Татьяне и Усову по двустороннему соглашению предстояло плыть в одной лодке. Ключевым в их экипаже был вопрос, кто сядет на переднее сиденье, кто на заднее. Безопасного решения не находилось. В первом случае байдарка должна была клюнуть носом, во втором — опрокинуться назад. Ввиду неразрешимости вопрос был отложен до проб непосредственно на воде.
Пунтусу и Нынкину решать было нечего. Контуры вмятин, образовавшиеся при их первом столкновении, нисколько не изменились. Сидение в одной лодке виделось им как продолжение парного катания по земле.
Забелин достал из рюкзака кинокамеру.
— Я решил снять фильм, — прокомментировал он новинку. — Будет называться «Неужели это мы?». Фотоаппарат дает фрагментарное отображение действительности. А этой штучкой — похлопал он по объективу, как по храпу, можно выхватывать из жизни более продолжительные куски. Это сделает представление о нас монолитным.
— Ты считаешь, из нас получится что-нибудь толковое? — сказал Климцов.
— Даже из захудалой фермы можно сделать передовика. Возьми Брянск, дыра дырой, а купи набор открыток — столица. Главное — правильно выбрать угол зрения.
— Фильм — это хорошо, — сказала Татьяна. — Но кто теперь будет снабжать нас фотографиями? — Она всегда просила Забелина, чтобы снимки, где фигурирует ее профиль, выпускались большими тиражами. Не было в институте мужчины, у которого не имелось бы карточки с надписью «Если не на память, то на всякий случай. Т.»
— Танюша, — успокаивал ее Забелин, — за временным преимуществом фоток ты не видишь будущей силы фильма. Я заставлю тебя плакать.
— Ради этого не стоит переводить пленку.
— Как раз стоит, печаль- это удовольствие. Мы будем просматривать кадры и плакать над собою. И это будет радостью, только тупой. Есть тупая боль, а печаль — это тупая радость. Что касается «Зенита», то я дарю его Решетневу.
— Но он не любит серийности! — всполошилась Татьяна. — Он будет снимать только то, что покажется ему занимательным.
— Будь покойна, я знаю, как его уговорить, — сказал Рудик. — У него есть одна слабинка — он не может жить без нас. А мы запретим фотографировать себя как объекты стратегического назначения. Пусть снимает пейзажи. Посмотрим, надолго ли его хватит.
— Похоже, меня поставили к стенке, — принял подарок Решетнев.
— Зачем так грубо — к стенке, просто поставили перед фактом.
— Я фотографировать-то толком не умею.
— Научишься. — заверила его Татьяна. — Только не уходи в кинематограф. Ты у нас последний любитель впечатлений.

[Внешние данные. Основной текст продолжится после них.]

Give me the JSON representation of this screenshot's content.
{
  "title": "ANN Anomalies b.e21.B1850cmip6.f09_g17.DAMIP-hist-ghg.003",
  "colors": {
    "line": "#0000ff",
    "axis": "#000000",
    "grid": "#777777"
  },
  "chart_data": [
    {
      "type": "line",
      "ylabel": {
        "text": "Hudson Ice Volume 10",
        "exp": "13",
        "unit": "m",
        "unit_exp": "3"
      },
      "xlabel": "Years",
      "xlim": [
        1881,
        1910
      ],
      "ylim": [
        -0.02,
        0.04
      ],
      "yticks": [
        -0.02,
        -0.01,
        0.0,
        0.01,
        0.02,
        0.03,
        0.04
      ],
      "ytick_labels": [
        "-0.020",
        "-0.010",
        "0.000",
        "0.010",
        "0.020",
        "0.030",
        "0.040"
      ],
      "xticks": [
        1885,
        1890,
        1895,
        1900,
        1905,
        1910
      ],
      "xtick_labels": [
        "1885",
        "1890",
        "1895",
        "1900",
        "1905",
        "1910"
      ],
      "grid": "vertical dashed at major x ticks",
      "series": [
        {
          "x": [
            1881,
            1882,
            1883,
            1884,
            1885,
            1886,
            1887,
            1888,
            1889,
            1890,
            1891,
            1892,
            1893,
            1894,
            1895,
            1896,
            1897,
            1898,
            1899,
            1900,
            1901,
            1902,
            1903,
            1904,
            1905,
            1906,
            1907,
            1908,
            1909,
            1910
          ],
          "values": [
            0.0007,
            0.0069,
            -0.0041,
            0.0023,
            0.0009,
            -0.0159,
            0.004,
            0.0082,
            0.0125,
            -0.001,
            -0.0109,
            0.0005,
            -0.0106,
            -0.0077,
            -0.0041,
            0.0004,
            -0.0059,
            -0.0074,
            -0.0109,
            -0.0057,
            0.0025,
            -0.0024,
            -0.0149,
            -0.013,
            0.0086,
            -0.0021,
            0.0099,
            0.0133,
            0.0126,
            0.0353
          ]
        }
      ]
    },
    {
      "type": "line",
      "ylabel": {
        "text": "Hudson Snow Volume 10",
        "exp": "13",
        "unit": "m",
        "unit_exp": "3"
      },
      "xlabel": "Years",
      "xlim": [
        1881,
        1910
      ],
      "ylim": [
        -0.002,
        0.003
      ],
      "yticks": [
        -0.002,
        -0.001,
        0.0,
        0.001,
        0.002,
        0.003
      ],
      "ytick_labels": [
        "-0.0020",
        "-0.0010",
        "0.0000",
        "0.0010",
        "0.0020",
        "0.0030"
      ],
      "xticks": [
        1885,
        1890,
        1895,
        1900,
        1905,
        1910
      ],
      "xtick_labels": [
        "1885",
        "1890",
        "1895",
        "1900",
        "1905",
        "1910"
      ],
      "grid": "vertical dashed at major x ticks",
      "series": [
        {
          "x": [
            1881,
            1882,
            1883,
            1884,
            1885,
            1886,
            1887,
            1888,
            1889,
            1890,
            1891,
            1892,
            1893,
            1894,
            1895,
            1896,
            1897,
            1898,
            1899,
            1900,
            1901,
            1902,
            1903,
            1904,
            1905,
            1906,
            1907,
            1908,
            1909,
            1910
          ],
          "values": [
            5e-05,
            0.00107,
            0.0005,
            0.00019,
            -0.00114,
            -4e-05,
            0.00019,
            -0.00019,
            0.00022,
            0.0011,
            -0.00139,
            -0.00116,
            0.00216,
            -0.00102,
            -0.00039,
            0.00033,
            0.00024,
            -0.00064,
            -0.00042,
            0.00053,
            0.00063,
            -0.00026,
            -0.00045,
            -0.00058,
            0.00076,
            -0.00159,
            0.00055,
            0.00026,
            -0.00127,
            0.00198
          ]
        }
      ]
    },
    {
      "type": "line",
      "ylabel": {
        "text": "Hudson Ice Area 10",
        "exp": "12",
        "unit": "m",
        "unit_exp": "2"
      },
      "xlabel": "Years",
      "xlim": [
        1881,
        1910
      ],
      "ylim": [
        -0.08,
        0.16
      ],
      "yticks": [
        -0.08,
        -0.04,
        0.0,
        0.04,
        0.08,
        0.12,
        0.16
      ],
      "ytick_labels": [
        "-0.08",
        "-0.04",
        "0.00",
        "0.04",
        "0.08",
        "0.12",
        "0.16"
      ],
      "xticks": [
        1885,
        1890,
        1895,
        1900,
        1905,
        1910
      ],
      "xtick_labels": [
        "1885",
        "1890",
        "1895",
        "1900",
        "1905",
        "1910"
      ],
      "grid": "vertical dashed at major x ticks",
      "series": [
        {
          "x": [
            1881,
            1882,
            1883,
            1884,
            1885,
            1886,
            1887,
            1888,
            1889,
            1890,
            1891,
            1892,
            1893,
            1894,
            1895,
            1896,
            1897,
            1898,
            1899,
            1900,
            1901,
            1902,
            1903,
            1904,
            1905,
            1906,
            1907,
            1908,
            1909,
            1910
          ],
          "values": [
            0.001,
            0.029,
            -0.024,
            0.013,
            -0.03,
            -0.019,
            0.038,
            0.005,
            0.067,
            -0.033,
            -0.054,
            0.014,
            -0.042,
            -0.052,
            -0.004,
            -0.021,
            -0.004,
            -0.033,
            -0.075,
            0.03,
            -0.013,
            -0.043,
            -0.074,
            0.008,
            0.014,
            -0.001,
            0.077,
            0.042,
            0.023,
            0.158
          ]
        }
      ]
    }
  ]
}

Местом отчаливания избрали крупнозернистый пляж. Байдарка Татьяны оказалась бракованной. Усилиями отряда судно удалось кое-как связать и скрутить. Второстепенного Усова усадили в нос, набитый для противовеса провизией, Татьяна заняла кормовое сиденье. Как только их оттолкнули от берега, ватерлиния суденышка ушла под воду и больше не показывалась.
По берегам высоко и строго волновалась черемуха. Легкий скалярный ветерок, без всякого направления, шевелил кипевшие цветами ветки. Облако, одно на всем меднокупоросовом небе, словно привязанный баран, никак не могло сдвинуться с места. Справа по борту показалась деревня. Гулянье шло полным ходом. Надрывалась во всю ивановскую трехрядка, лаяли собаки, от топотания заходился в тряске невысокий курганчик.
На селе не бывает демонстраций, там начинают пить с утра, а к обеду первомай входит в апогей. Две длиннобородые козы заметили приближающуюся флотилию и поспешили, как дозорные, доложить. Селяне столпились на берегу, некоторые полезли в речку, желая сойтись поближе.
— Будем причаливать! — скомандовал Рудик.
— Суши весла!
На незапланированную встречу ушло полчаса. Говорили о международной напряженности, о хорошей урожайной погоде, упомянули о забастовке немецких горняков. Получилось что-то вроде митинга, после которого расчувствовавшиеся колхозники забили пустоты в байдарках зеленым луком, редиской и салом. Самый суетливый в безрукавке сунул меж ног Матвеенкова бутыль зельеобразной жидкости:
— Как стемнеет, не погнушайтесь, примите по рюмахе за этих, как бишь, за рурских… Оно и звучит-то почти как за русских. Может, оно и утрясется как-нибудь.
— А мы, если надо для солидарности, тоже в поле не выйдем! — заверил другой, помоложе.